Autumn presses her lips together, her gaze shifting from her book to the arena. She curses. "Expedience it is."
"Who do I kill?" Ettienne inquires.
Autumn points to six hooded priests standing in the shadows around the stands. Their hands move about as if playing cat's cradle. "Those are the anchors. Take them out and the shield will fall. It will be messy, but?—"
"Expedient." Ettienne summons one of his guards and issues curt, quiet orders that I can't make out. After the guard jogs away, the king tells Autumn, "Once we begin, you are to remain where you are."
Autumn adjusts her dress, which I now see is made for ease of movement as well as decoration. "Did I somehow give you the impression of being under your command?"
"You did not," Ettienne assures her. "But my royal guards, who are very much under my command, just received orders to shoot you in the leg if you try to leave the bleachers."

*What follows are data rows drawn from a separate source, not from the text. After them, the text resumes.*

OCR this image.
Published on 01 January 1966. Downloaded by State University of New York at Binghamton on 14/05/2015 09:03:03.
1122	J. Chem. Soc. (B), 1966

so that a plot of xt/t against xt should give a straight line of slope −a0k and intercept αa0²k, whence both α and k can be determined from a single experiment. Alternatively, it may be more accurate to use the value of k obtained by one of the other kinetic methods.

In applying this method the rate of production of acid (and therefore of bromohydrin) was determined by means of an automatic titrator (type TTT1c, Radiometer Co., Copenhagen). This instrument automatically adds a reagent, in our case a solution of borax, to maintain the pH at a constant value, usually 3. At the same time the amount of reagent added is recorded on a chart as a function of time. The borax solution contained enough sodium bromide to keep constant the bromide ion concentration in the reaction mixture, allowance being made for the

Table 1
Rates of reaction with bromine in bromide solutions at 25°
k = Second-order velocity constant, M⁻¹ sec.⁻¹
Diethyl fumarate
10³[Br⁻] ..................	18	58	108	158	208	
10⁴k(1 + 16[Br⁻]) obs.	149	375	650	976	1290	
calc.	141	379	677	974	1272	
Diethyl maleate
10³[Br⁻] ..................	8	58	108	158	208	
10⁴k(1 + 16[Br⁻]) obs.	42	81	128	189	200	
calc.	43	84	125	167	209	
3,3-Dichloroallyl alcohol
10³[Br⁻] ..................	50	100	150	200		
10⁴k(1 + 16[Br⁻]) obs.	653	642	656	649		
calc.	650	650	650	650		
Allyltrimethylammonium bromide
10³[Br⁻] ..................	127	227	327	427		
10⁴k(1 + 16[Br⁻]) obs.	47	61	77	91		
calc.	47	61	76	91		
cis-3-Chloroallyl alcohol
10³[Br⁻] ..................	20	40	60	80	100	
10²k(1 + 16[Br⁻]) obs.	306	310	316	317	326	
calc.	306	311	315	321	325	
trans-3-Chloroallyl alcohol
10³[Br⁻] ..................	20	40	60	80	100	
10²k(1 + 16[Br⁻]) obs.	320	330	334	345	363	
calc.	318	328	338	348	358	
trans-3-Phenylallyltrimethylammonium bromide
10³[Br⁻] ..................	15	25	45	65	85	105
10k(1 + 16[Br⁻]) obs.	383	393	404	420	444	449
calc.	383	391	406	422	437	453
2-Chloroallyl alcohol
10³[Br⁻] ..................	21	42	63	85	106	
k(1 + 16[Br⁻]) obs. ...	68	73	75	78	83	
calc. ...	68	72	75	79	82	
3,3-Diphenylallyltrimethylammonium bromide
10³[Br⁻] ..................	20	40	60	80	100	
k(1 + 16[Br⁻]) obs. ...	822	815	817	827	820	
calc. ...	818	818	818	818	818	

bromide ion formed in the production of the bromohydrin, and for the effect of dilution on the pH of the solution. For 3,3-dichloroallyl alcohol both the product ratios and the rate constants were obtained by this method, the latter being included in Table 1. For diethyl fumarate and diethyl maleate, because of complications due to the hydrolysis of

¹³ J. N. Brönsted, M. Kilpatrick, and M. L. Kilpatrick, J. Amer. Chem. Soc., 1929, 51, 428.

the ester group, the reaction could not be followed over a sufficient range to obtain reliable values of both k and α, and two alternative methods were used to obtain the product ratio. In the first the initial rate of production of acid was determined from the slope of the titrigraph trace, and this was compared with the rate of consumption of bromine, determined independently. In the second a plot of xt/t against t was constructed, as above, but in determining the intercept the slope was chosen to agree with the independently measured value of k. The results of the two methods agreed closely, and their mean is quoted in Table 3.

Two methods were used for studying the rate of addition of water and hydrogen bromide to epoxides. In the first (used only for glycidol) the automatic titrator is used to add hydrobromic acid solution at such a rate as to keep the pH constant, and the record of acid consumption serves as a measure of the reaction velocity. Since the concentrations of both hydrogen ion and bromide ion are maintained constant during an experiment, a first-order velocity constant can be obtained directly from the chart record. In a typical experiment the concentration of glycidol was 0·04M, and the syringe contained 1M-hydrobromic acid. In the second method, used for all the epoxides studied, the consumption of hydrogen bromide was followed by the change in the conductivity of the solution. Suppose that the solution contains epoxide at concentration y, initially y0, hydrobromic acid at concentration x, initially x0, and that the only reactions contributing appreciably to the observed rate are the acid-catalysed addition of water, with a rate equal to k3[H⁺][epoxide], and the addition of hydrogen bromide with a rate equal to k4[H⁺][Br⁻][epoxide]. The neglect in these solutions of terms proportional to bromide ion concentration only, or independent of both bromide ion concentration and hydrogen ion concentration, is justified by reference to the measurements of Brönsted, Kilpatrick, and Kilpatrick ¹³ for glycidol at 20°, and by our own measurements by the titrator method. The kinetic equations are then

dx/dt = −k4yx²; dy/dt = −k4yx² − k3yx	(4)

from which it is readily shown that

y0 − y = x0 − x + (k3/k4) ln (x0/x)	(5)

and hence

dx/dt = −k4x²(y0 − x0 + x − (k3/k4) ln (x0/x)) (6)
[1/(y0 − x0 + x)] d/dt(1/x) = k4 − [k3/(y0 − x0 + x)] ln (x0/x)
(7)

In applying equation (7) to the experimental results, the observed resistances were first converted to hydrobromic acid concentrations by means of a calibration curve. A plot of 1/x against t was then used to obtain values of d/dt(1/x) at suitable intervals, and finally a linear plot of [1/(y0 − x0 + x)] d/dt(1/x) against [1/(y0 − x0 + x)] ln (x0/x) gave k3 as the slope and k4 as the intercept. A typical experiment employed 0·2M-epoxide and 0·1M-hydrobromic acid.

Autumn's eyes flash and I scent the sudden acrid surge of her anger. She knows Ettienne isn't jesting. "How diplomatic of you."
"Yes, well, I'd rather deal with a demarche from the Slate throne, then whatever armies your brother will send should he discover you dead." Ettienne turns to me. "The sad trio who fancy themselves your guards are correct about one thing—you are the dragon queen. And in case you've not worked this out already, if you get yourself killed, I doubt your mates will survive the week. I will put an end to this massacre. Do not make it all for naught by proving yourself too stupid to live. Do you understand me?"
I don't know what I expected to hear from Ettienne, but that was not it. "Ah… yes. Completely."
Already ignoring me, Ettienne makes a motion with his hand and a flare of purple light rises above the stands. When the flare reaches the apex of its flight, it explodes into a constellation of tiny beautiful stars. The little lights fizzle out quickly, as if they'd never been fully real—but the volley of arrows that fly from the shadows in answer very much are. So are the sudden screams of six hooded priests who crumple in unison.
Down below, the coin Ettienne had tossed onto the invisible shield drops to the sand.